RONI : J’ai d’abord demandé conseil à des potes sur le matériel à acheter, mais je n’avais que des réponses floues. Finalement, c’est une copine qui mixait, Léon Ruiz, qui m’a envoyé une liste de matos à acheter. Elle m’a accompagné sur le côté technique, elle m’a portée dans cette étape cruciale, elle m’a accompagnée aussi sur des sessions, donc voilà, c’est une femme qui m’a aidée à me lancer dans le milieu.

u.r.trax  : C’est le milieu de la fête qui m’a le plus attirée, j’ai commencé à avoir des petits gigs dans des endroits un peu craignos, mais toujours sans ambition. Je pense que ce qui a consolidé ma volonté de rentrer dans le milieu, ce sont les rencontres que j’ai pu faire et les artistes que j’ai découvert.e.s sans forcément les avoir rencontré.e.s. Quand j’ai commencé, j’étais très très fan de la DJ polonaise VTSS, et aujourd’hui je le suis encore plus. C’est une artiste qui est en constante évolution et qui est archi avant-garde. Il y a aussi Hector Oaks, avec qui je suis devenue grave proche, qui m’a beaucoup aidée dans la sortie de mes premiers disques ; et plus récemment Nina Kraviz, que j’ai rencontrée il y a un an et qui m’a énormément poussée, surtout au niveau de la prod, et m’a aidée à affiner mes goûts.

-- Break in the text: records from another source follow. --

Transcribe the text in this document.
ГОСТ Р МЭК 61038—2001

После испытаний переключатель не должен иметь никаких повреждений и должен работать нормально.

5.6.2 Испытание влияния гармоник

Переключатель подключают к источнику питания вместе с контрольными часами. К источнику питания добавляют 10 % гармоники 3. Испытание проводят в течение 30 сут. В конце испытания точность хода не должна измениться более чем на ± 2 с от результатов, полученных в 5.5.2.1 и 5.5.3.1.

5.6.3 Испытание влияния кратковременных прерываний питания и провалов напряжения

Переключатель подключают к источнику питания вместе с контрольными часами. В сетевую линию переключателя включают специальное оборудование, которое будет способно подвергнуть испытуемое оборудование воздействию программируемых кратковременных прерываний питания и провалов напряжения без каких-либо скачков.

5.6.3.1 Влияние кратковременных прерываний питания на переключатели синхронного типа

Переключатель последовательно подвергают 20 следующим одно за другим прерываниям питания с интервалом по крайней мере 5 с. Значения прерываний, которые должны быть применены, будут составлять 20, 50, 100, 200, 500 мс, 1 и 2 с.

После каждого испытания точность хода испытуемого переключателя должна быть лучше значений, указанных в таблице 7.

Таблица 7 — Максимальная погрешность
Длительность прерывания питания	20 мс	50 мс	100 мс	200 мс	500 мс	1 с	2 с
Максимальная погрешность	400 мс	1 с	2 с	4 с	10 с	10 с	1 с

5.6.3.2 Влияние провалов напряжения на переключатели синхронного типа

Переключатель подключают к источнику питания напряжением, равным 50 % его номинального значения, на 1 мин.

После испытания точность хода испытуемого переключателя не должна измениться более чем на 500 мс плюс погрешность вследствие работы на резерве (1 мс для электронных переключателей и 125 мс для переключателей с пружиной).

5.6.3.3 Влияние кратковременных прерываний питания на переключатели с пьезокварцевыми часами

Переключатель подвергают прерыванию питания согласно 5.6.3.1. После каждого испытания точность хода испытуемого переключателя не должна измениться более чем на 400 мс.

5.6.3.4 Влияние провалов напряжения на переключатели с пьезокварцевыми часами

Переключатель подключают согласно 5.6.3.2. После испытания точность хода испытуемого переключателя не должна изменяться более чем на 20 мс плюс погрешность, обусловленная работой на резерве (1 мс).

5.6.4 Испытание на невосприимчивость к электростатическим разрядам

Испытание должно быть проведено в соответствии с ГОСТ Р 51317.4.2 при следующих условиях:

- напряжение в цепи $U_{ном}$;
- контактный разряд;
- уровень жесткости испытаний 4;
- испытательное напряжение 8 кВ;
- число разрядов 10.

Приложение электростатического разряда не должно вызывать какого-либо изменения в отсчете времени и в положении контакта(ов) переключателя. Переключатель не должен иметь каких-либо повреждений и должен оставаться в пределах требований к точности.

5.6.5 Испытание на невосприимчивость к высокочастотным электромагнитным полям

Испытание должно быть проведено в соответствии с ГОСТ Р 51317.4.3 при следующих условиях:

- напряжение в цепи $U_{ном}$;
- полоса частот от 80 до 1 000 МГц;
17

Est-ce que tu penses qu’aujourd’hui, le monde du Djing est toujours dominé par les hommes ? 

Saku Sahara : Oui toujours. Je pense qu’il y a des choses qui ont changé, mais on est encore loin du compte. Par exemple, il y a deux semaines, un post de DJ Mag présentait les top DJ français, et il n’y avait que des artistes masculins. En 2022, faire un article sur des DJ français sans parler de femmes, c’est pas possible, je trouve ça choquant. Le fait aussi que sur certaines programmations, le nombre de DJ féminines soit faible, c’est une chose que j’ai encore du mal à concevoir. Il est vrai qu’il y a de plus en plus de collectifs qui se montent et des initiatives 100 % féminines en place, mais bon, on est encore loin du compte.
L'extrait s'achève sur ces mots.